Entre las risas y las burlas cada vez que se reconocía a alguno de los disfrazados, comienza desde la puerta un rumor que luego se fue haciendo gritos.
— ¡El toro candil!
Aparece entonces un hombre que sostiene un armazón simulando un toro. Tenía las guampas encendidas e intentaba topar a los cambarangá y a todos los que jugando entraban al centro de la pista. ¡Extraña cosa: nadie se quemaba! Ni tampoco cuando doña Laura, la dueña de la pista, mojó con kerosene una pelota de trapo y le prendió fuego, arrojándola a la pista. Todos pateaban la pelota-tatá, hasta que se deshizo en deshilachados jirones de fuego.

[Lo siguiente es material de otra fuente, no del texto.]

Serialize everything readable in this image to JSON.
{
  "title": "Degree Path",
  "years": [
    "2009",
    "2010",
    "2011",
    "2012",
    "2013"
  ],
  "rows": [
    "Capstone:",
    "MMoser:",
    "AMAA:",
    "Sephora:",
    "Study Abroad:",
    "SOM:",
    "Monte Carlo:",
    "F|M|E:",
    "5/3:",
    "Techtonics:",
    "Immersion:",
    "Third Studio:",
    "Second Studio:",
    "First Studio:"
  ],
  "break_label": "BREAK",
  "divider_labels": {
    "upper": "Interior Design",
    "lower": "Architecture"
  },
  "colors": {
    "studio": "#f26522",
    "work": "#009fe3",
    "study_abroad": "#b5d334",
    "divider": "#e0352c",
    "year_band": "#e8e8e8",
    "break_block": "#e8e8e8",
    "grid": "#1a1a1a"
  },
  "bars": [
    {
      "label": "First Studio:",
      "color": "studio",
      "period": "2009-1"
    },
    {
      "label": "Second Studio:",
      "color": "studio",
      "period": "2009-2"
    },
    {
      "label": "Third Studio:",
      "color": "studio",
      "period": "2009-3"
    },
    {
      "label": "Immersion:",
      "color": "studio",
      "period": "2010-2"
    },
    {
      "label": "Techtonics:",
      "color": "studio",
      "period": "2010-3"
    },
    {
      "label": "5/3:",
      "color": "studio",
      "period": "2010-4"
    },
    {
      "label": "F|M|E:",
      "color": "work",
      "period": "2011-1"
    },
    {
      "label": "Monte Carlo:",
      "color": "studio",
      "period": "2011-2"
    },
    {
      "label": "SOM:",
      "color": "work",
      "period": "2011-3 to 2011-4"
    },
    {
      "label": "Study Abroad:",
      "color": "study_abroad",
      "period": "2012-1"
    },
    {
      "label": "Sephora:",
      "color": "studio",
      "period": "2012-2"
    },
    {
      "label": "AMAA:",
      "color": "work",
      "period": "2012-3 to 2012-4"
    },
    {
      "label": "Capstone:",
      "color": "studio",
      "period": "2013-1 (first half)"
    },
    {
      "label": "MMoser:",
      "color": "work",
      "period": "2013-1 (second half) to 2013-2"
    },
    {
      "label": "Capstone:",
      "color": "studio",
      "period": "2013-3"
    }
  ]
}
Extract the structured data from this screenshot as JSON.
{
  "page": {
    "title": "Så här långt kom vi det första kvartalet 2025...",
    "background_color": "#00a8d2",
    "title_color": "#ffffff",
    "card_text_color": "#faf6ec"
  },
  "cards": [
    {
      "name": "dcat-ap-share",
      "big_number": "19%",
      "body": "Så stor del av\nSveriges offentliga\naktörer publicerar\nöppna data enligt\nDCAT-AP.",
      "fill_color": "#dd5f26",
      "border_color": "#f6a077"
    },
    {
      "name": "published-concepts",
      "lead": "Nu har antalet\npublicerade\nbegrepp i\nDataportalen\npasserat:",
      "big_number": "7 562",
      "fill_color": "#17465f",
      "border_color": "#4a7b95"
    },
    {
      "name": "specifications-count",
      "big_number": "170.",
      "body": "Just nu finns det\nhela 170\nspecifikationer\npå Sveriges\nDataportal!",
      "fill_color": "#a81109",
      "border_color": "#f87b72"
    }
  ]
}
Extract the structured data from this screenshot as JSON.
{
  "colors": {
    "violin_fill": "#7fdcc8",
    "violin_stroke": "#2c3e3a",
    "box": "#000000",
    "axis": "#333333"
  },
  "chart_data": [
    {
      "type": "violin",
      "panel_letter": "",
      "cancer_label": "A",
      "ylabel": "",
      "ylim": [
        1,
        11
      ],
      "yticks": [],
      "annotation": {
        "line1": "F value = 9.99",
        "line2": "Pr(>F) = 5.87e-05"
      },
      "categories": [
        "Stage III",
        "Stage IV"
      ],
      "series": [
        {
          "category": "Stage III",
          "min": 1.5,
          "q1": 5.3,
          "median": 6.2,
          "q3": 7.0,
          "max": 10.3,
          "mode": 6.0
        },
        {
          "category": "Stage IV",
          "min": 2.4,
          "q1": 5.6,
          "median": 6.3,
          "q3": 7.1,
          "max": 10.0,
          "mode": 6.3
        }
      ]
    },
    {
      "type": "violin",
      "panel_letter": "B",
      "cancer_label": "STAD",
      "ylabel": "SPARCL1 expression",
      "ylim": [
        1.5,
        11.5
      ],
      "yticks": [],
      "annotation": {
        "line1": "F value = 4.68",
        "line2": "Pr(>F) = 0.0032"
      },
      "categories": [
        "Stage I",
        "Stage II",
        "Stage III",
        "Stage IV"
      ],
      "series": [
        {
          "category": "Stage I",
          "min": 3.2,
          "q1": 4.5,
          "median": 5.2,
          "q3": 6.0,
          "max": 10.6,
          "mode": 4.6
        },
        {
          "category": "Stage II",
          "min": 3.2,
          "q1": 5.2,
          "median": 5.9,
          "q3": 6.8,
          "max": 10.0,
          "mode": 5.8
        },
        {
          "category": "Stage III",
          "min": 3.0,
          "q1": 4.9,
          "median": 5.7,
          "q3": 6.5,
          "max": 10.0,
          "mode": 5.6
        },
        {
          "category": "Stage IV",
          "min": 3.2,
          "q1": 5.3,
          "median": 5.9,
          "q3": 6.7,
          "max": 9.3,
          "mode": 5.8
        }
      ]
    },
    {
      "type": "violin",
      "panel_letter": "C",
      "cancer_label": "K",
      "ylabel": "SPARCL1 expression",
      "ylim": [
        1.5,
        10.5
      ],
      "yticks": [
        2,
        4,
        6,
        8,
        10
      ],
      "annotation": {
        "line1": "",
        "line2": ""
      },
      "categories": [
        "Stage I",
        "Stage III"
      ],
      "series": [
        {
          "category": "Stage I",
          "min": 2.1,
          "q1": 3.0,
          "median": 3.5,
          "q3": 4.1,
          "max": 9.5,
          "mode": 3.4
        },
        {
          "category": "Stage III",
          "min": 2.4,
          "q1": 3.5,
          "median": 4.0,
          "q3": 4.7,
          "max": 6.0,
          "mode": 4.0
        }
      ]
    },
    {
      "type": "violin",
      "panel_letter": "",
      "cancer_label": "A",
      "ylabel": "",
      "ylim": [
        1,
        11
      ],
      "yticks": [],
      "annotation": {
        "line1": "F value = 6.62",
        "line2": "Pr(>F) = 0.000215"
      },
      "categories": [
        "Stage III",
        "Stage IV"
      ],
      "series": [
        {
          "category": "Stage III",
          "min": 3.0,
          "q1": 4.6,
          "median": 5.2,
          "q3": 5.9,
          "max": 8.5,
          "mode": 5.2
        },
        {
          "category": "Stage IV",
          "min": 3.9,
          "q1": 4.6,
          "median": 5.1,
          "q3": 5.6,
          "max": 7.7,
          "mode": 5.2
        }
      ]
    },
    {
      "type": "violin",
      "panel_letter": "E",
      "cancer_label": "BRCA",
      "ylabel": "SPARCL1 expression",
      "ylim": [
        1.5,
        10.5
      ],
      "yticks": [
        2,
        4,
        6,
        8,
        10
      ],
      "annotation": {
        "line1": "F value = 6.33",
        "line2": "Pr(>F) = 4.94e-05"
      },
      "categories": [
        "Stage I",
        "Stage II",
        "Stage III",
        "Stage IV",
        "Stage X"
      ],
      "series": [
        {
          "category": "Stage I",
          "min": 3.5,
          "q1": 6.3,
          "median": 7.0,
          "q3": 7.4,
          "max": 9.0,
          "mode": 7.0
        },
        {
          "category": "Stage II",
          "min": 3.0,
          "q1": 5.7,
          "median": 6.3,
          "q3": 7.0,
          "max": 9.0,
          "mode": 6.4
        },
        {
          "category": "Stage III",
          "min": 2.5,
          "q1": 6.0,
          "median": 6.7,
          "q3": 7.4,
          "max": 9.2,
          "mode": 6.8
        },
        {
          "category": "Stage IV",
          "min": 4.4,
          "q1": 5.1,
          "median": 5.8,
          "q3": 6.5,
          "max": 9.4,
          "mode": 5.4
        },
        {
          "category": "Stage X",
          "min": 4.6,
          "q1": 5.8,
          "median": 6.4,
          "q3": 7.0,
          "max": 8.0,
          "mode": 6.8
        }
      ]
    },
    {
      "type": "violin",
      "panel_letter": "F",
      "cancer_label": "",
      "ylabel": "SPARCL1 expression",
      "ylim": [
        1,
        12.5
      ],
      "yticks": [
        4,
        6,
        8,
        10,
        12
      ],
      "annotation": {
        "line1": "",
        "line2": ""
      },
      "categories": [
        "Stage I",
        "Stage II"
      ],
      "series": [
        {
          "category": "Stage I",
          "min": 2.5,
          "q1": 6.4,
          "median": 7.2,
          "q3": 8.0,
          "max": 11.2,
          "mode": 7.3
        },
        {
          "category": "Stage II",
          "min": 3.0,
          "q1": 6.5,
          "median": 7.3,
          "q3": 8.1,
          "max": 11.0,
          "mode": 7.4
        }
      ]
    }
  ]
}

Esa noche fue aprendiendo muchas cosas que le sirvieron para ir entendiendo esas costumbres donde se mezclaba la fe cristiana con ritos indígenas y africanos, en un sincretismo desconcertante. También conoció algunas palabras del “idioma” del lugar, como tatá, que significa fuego; curé, que es chancho, nungá: algo falso o “con apariencia de”, angá: pobre.
Como lo había pensado, éste era otro mundo. ¿De qué siglo, de que civilización venía esa gente tan pura, tan divertida, tan sufrida? Sintió real amor por todos ellos y supo por qué se había enamorado de una muchacha como Felipa que, aunque ilustrada, había tomado de la simpleza de aquella gente, sus rasgos más característicos.
¿Sería cierto todo aquello? Su pesadilla comenzaba a tomar cuerpo y las estrellas que veía titilar a lo lejos, se iban uniendo formando ciudades, paisajes, personas, según su imaginación, que volaba por recónditas regiones de su pasado o de su imaginado futuro. Quizá al fin fuera cierto que no existe pasado ni futuro. Que todo se funde en el infinito, donde todo es.